Science – Overview

Science for tomorrow's reality

The founding concept of FIAS called for the creation of a platform bringing together scientists addressing the theory of complex and self-organizing systems. Such systems characteristically are composed of a large number of mutually interacting components, frequently active on their own, which can give rise to new emergent properties.

The growth of knowledge in the natural sciences proceeds at an unprecedented pace. Increasingly sophisticated experimental techniques have produced a wealth of information about the organization of inanimate and living systems. In the life sciences, until quite recently quantitative experimental data were too scarce to allow for a well-founded theoretical description of the complex interactions that are at work in living systems. Mostly these inquiries have proceeded in a deductive way, subdividing systems into ever smaller components and studying these components in isolation in order to facilitate their characterization. Research was focused on identifying the components and studying their properties. Now, however, in some areas enough and sufficiently reliable data have become available, allowing the study of the interplay between the components, which is essential for understanding the dynamics and function of the systems as a whole.

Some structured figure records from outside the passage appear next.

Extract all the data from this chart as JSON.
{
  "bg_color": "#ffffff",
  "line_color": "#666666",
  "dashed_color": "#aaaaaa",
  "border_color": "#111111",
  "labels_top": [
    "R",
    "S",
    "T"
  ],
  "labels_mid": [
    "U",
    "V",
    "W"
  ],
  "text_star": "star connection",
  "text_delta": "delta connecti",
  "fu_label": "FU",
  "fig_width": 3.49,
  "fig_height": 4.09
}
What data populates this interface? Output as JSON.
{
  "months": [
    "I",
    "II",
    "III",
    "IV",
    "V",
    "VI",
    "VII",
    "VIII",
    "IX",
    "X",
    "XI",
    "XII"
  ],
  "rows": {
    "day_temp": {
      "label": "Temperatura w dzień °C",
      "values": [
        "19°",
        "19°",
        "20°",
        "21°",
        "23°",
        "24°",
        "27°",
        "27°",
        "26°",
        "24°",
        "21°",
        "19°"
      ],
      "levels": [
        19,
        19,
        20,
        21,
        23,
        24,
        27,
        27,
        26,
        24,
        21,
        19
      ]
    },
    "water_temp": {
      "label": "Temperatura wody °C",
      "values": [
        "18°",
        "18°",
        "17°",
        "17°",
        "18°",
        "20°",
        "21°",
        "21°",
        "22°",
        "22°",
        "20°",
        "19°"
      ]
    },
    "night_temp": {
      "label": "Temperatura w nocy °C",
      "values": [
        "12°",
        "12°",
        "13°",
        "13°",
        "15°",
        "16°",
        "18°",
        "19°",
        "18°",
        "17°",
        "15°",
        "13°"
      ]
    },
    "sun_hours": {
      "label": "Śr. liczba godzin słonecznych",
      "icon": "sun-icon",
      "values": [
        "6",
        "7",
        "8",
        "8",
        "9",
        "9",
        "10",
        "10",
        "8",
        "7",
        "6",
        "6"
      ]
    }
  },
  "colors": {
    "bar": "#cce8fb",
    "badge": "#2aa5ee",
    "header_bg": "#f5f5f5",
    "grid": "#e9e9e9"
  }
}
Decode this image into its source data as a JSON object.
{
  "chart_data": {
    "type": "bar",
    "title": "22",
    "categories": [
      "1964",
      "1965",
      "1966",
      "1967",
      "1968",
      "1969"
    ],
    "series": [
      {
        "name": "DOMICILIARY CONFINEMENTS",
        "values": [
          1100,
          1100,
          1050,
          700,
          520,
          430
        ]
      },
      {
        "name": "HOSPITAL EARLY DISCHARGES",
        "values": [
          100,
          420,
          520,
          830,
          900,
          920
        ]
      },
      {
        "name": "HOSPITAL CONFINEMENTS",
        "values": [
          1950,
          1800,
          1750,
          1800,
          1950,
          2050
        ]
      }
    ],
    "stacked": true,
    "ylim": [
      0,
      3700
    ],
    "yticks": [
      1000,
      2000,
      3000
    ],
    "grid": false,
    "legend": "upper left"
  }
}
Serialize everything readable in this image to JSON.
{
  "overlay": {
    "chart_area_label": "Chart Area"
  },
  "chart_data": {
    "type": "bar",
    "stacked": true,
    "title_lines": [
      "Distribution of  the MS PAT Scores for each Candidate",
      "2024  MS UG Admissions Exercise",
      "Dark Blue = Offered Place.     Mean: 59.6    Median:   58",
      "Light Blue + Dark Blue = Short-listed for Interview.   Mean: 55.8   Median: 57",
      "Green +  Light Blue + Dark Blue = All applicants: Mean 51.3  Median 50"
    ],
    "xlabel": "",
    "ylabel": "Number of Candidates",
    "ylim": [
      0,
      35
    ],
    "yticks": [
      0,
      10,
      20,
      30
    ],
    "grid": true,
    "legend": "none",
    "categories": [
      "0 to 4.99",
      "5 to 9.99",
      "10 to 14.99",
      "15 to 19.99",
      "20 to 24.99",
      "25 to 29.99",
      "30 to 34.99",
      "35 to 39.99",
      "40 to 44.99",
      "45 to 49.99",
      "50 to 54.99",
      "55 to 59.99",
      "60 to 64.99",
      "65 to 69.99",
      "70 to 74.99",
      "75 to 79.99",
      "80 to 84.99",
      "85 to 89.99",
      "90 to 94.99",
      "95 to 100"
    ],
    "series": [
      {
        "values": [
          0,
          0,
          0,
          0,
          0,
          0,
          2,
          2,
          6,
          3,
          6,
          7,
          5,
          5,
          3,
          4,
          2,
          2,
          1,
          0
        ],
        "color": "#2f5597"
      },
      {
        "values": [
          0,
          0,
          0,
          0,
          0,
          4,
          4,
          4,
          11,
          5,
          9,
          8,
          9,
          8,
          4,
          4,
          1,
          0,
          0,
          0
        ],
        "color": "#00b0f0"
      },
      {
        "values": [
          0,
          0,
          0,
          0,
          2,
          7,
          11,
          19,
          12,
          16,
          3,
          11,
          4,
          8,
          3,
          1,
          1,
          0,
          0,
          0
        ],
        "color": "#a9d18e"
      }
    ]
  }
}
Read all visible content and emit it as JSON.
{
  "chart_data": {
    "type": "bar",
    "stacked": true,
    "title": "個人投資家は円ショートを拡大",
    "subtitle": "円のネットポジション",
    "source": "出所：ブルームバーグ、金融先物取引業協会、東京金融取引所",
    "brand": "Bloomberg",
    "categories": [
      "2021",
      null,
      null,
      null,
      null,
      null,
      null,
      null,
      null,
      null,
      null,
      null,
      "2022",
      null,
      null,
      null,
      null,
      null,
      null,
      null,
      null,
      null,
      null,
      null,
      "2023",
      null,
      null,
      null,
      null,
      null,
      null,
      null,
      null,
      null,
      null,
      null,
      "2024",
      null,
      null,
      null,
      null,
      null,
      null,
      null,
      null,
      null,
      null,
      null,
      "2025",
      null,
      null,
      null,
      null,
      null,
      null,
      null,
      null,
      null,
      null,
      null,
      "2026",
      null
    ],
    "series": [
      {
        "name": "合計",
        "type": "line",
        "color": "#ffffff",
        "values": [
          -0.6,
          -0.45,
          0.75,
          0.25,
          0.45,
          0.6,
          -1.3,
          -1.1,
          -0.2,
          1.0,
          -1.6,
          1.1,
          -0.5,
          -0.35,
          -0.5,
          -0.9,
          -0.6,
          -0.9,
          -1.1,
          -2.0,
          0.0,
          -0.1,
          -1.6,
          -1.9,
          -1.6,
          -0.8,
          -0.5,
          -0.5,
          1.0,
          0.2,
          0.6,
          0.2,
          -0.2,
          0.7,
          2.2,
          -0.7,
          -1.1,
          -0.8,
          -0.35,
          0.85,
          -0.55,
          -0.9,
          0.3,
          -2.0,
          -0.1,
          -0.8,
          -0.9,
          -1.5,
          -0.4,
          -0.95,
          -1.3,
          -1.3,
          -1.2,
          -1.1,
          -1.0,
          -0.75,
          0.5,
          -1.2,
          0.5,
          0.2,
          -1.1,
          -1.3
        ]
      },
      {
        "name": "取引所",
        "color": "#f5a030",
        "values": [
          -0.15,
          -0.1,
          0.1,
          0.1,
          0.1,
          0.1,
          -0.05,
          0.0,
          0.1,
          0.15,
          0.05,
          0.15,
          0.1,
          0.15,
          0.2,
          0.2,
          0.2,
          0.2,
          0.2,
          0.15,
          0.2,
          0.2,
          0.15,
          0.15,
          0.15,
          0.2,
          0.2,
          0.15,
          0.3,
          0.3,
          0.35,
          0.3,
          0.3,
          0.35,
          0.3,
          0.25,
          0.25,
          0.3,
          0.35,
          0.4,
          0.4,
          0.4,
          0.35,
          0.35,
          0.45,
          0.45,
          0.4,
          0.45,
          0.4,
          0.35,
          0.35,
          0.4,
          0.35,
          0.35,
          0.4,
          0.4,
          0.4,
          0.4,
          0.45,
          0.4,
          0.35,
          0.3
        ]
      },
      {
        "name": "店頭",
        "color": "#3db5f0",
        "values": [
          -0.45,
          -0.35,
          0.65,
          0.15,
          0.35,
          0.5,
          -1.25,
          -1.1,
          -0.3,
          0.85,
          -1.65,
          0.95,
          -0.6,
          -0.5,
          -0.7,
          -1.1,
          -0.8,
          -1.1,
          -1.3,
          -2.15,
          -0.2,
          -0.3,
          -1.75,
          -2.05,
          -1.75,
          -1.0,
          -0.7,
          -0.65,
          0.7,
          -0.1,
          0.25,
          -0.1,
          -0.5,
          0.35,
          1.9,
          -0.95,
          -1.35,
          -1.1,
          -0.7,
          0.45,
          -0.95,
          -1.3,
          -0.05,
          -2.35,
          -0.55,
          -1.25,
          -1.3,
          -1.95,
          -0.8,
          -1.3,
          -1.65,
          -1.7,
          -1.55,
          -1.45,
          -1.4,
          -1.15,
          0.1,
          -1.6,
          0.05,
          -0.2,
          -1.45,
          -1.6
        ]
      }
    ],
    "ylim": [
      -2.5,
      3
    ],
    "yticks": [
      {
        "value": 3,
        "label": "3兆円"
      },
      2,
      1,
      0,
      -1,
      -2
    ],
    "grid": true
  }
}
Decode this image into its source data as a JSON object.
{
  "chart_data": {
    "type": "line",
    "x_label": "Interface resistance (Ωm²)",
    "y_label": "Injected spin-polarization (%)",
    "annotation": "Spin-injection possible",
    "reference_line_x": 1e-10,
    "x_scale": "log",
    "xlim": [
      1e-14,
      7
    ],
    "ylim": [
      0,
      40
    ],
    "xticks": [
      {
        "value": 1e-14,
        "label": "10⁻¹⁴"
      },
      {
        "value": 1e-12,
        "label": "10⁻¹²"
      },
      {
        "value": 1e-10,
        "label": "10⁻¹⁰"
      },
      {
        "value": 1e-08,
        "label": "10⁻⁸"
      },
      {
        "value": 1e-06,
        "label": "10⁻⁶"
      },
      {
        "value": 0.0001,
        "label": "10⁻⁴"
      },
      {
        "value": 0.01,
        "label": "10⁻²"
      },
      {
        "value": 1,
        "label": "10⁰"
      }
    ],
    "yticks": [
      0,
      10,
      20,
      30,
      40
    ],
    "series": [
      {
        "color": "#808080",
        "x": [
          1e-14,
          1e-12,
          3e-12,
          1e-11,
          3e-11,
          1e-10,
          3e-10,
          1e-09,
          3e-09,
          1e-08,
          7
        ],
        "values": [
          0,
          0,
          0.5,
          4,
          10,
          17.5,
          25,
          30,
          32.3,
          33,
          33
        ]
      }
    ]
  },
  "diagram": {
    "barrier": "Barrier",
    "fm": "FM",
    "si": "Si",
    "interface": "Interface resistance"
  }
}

It is believed that most of the properties of inanimate systems will ultimately be understood in terms of the dynamic interactions among elementary constituents. The same holds for the relation between the functional properties of living systems and their constituting components. Such complex systems are governed by the rules of nonlinear dynamics and can develop qualitatively new properties which are not simply derivable from the properties of the components alone. Many examples for this can be found in inanimate and even more so in animate nature.

​Examples from inanimate nature are the various many-body systems encountered in nuclear, solid-state, and astrophysics, as well as the nanostructures and macromolecules found in chemistry and biochemistry.

  • In subatomic physics the fundamental constituents of elementary matter, quarks and gluons, aggregate into composite objects, the hadrons. Although the laws governing the interaction of the constituents are believed to be known since more than 30 years, deducing the properties of hadrons still is a major challenge. Similarly, the aggregation of hadrons into nuclei is a nontrivial process. It even can be argued that empty space itself, the vacuum, is a highly complex object when viewed from the perspective of quantum fluctuations.
  • On the atomic length scale the physics and chemistry of macromolecules and clusters typically deals with complex systems. Many examples of the emergence of qualitatively new features can be quoted, e.g., the development of new collective properties when going from small molecules to large clusters or the cluster aggregation on surfaces leading to intricate, fractally shaped morphologies. The steric properties of macromolecules, exemplified by the highly relevant problem of protein folding, are at the limit of present-day computability and form a bridge to the life sciences.
  • Even on the largest possible scales, in astrophysics and cosmology, problems related to complexity and self-organization arise. Several phase transitions must have occurred in the earliest stages of the universe which led to the formation of the matter that is now observed. The processes which have produced the largest structures in the cosmos, galaxies and clusters of galaxies, show intriguing similarities with self-organization acting in the micro world.
  • The immune system can be seen as a complex interaction network that consists of a variety of different organs and cell types, which cooperate in an intricate way to protect an organism from hostile intruders of internal (e.g., tumors) and external (e.g., infectious agents) origin. Understanding the dynamics of this network is crucial for the design of new drugs and therapeutic strategies.
  • Possibly the most challenging example for a complex system is the human brain. It constitutes a dynamical system containing about 1011 neurons that interact through more than 1014 synaptic connections. Although much progress has been made, it has been possible only for very simple neuronal networks to deduce their functions from the properties of the constituting neurons. The neuronal processes underlying higher cognitive and executive functions such as perception, attention, decision making, value assignment, emotional responses, and action planning are still by and large unknown. Even if the full connectivity graph were known, we would still not be able to understand the emergent functions. Additional knowledge is required about the specific dynamics of these interactions and the codes in which the relevant information is contained.

    Research Areas

    Theoretical Physics

    Theoretical physics is the discipline that aims at describing how the world works in terms of fundamental equations. The goal is to abstract explicit phenomena by reducing them to underlying principles that are responsible for many different manifestations in nature.


    The brain is considered the most complex structure on earth. It is composed of a network of billions of nerve cells. Our goal is to understand how cognitive phenomena can arise from the collective interactions of these many neural elements.

    Computer Science

    Within the last decade high performance computers have become an integral part in todays science and society. Most simulations and experimental analysations of complex systems require a high amount of computing power.

    Life Sciences

    Theoretical biology aims at a quantitative understanding of biological systems, their dynamics and interaction across scales. To this end new analysis approaches are developed to extract relevant information from either tera and petabyte sized data sets, or from very scarce data.

    Systemic Risk

    The latest financial crisis has painfully revealed the importance of a working financial system for the real economy. Our research takes an interdisciplinary approach drawing on expertise from machine learning, information theory and complex systems.